A more recent example was influenced by the latest bannings and unbannings in Modern. I missed the boat on the more obvious specs, deciding to sleep that night instead of waiting up and buying in. I waited a few days, watching all the blue/black stuff go up in price, and elected to try my luck with the tier-two specs: cards that would be affected if tier-one cards got big. I checked the prices online for a few cards and noticed a large discrepancy between the 20 tix that MTGO was requesting for [card]Thundermaw Hellkite[/card] and the $8 to $10 real-world price tag.
I really liked this card for four reasons:
1) It was a very powerful standard card.
3) It is a card that can be used against faeries
4) I had previously seen a Jund deck that played this and [card]Lotus Cobra[/card]. Since Jund just lost [card]Deathrite Shaman[/card], it would be looking for a new shell to play with and I thought that this could be a good way to adapt.

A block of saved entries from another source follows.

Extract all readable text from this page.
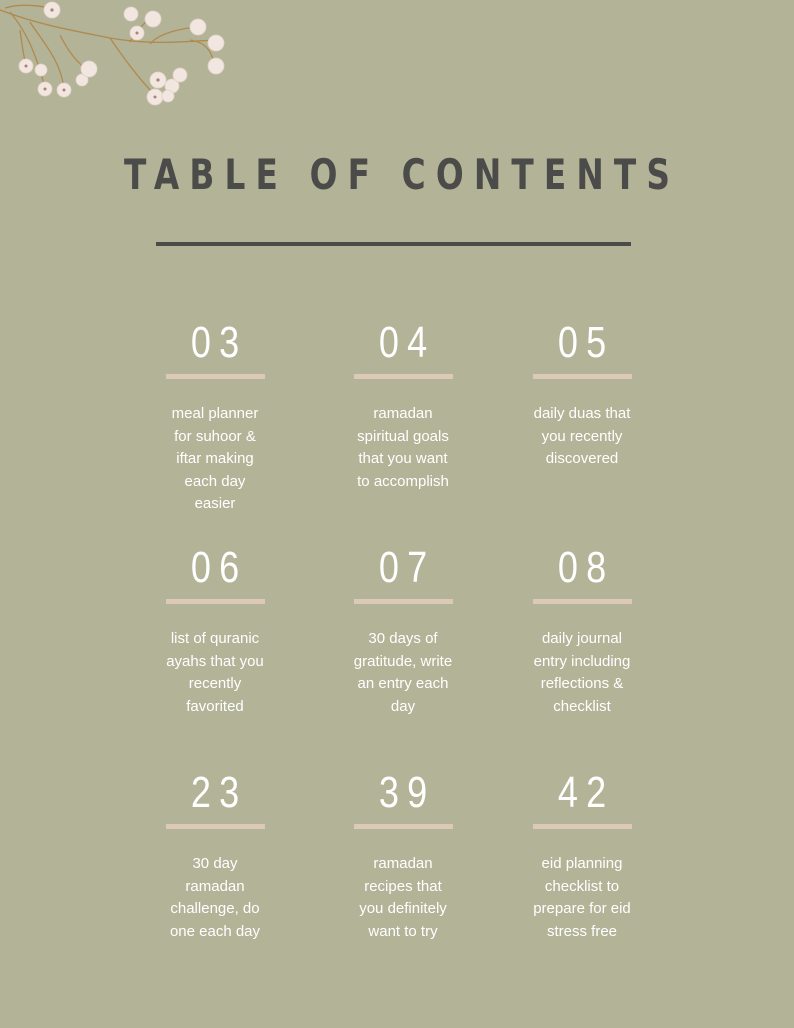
TABLE OF CONTENTS
03
meal planner for suhoor & iftar making each day easier
04
ramadan spiritual goals that you want to accomplish
05
daily duas that you recently discovered
06
list of quranic ayahs that you recently favorited
07
30 days of gratitude, write an entry each day
08
daily journal entry including reflections & checklist
23
30 day ramadan challenge, do one each day
39
ramadan recipes that you definitely want to try
42
eid planning checklist to prepare for eid stress free
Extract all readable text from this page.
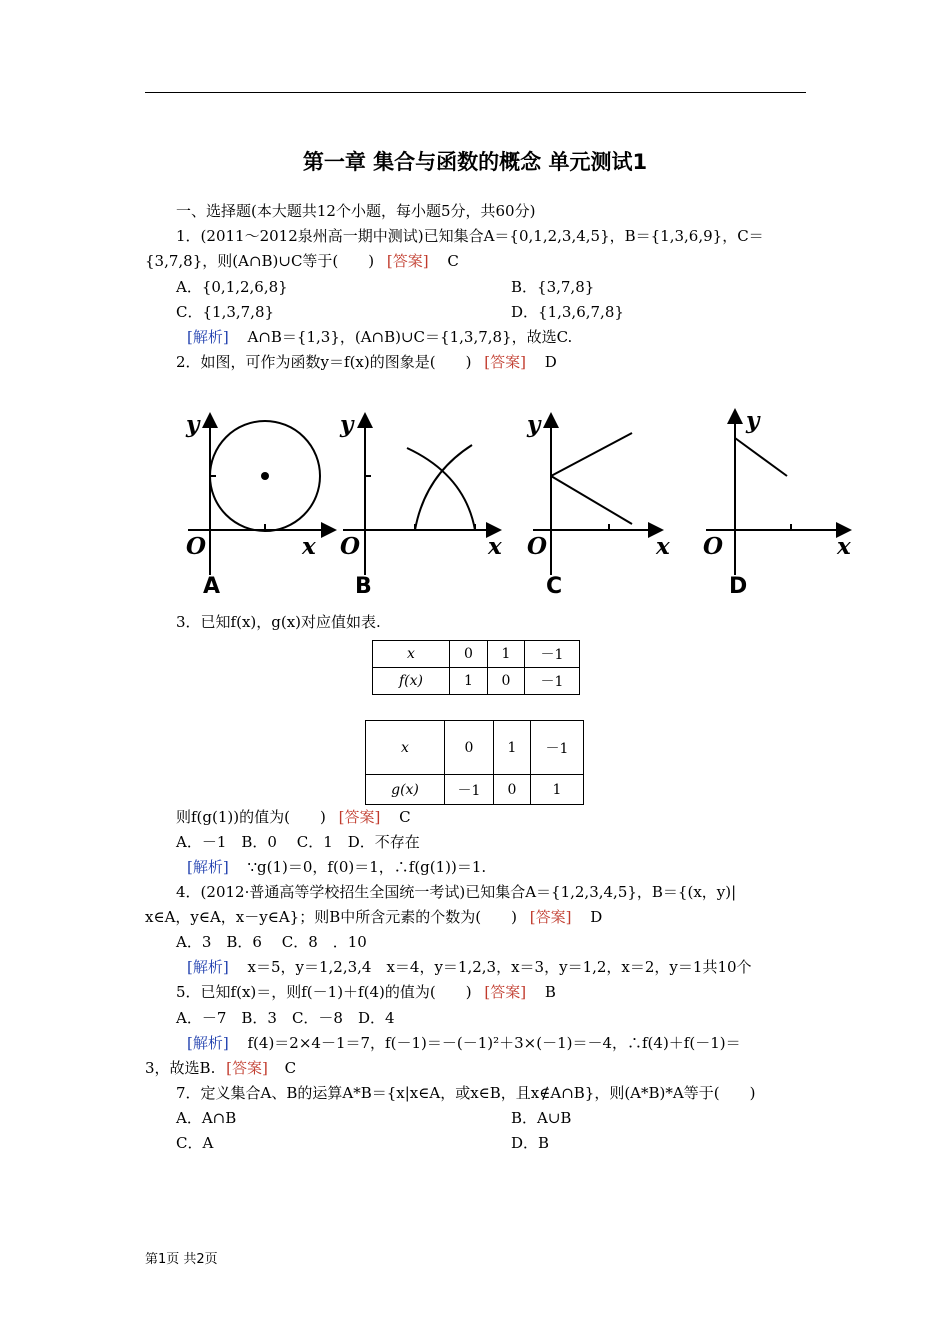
第一章 集合与函数的概念 单元测试1
一、选择题(本大题共12个小题，每小题5分，共60分)
1．(2011～2012泉州高一期中测试)已知集合A＝{0,1,2,3,4,5}，B＝{1,3,6,9}，C＝
{3,7,8}，则(A∩B)∪C等于(　　) [答案] C
A．{0,1,2,6,8}	B．{3,7,8}
C．{1,3,7,8}	D．{1,3,6,7,8}
[解析] A∩B＝{1,3}，(A∩B)∪C＝{1,3,7,8}，故选C.
2．如图，可作为函数y＝f(x)的图象是(　　) [答案] D
y
O	x
y
O	x
y
O	x
y
O	x
A	B	C	D
3．已知f(x)，g(x)对应值如表.
x	0	1	－1
f(x)	1	0	－1
x	0	1	－1
g(x)	－1	0	1
则f(g(1))的值为(　　) [答案] C
A．－1　B．0　 C．1　D．不存在
[解析] ∵g(1)＝0，f(0)＝1，∴f(g(1))＝1.
4．(2012·普通高等学校招生全国统一考试)已知集合A＝{1,2,3,4,5}，B＝{(x，y)|
x∈A，y∈A，x－y∈A}；则B中所含元素的个数为(　　) [答案] D
A．3　B．6　 C．8　．10
[解析] x＝5，y＝1,2,3,4　x＝4，y＝1,2,3，x＝3，y＝1,2，x＝2，y＝1共10个
5．已知f(x)＝，则f(－1)＋f(4)的值为(　　) [答案] B
A．－7　B．3　C．－8　D．4
[解析] f(4)＝2×4－1＝7，f(－1)＝－(－1)²＋3×(－1)＝－4，∴f(4)＋f(－1)＝
3，故选B. [答案] C
7．定义集合A、B的运算A*B＝{x|x∈A，或x∈B，且x∉A∩B}，则(A*B)*A等于(　　)
A．A∩B	B．A∪B
C．A	D．B
第1页 共2页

I ended up getting several playsets locally for around $8. I also cashed in some online store credit, picking up nine more copies. Shortly after, the card started to move. It didn’t spike, but it has made slow gains and is currently up to about $15 TCGplayer mid. We will have to see what the Modern format has in store to see what happens next for [card]Thundermaw Hellkite[/card].
Using this system, let’s take a look and see if we can find a new spec target. I browsed and I saw a large price difference between [card]Geist of Saint Traft[/card] on MTGO (at about 28 tix) and real world at about $18 [Ed. note: at the time of this writing. Geist spiked to $18 over PT weekend]. Taking a look at the potential for Geist, we see:
1) The card was a powerhouse in Standard.
2) Mythic, usually played as a three- or four-of.
3) The card already sees some play in the UWR decks.
4) The card is affected by the bannings as well and could be played in some versions of Zoo.
5) The card appears to have bottomed out, but is already starting to rise.
The time may have passed to buy in deep, but this is a prime target for trading.
[card]Past in Flames[/card] is another card that could see a large increase in price for paper. The card is:
2) Played in Modern.
3) Played sometimes in Legacy.
4) Very good against Zoo.
The MTGO version is creeping up to 12 tix and the paper version is at $3.50.
So there you go: two very different approaches that a competitive player can use to help determine which cards could go up. I think both can be successful. Use your skills at evaluating good cards for Constructed and apply them to the finance game. Seeing as this is my first finance article, feel free to leave some comments or criticism below. Thanks for reading. I will be back next time with a look at GW in the new standard. Can we survive even with Karametra as our god? Find out next time.
6 comments on A Constructed Player’s Finance Article: Two Approaches
I bought in on the Advents too. I am still shocked they have not spiked. With the newish Bant Flash I am hoping.
Fair warning, this article was written the week before the pro tour, so the specific cards mentioned may be outdated, but the technique is still valid
Cmon now, Past in Flames is NOT $3.50, it was before the pro tour.
See my comment above. This article was written before the pro tour.
So what you’re saying is he nailed it?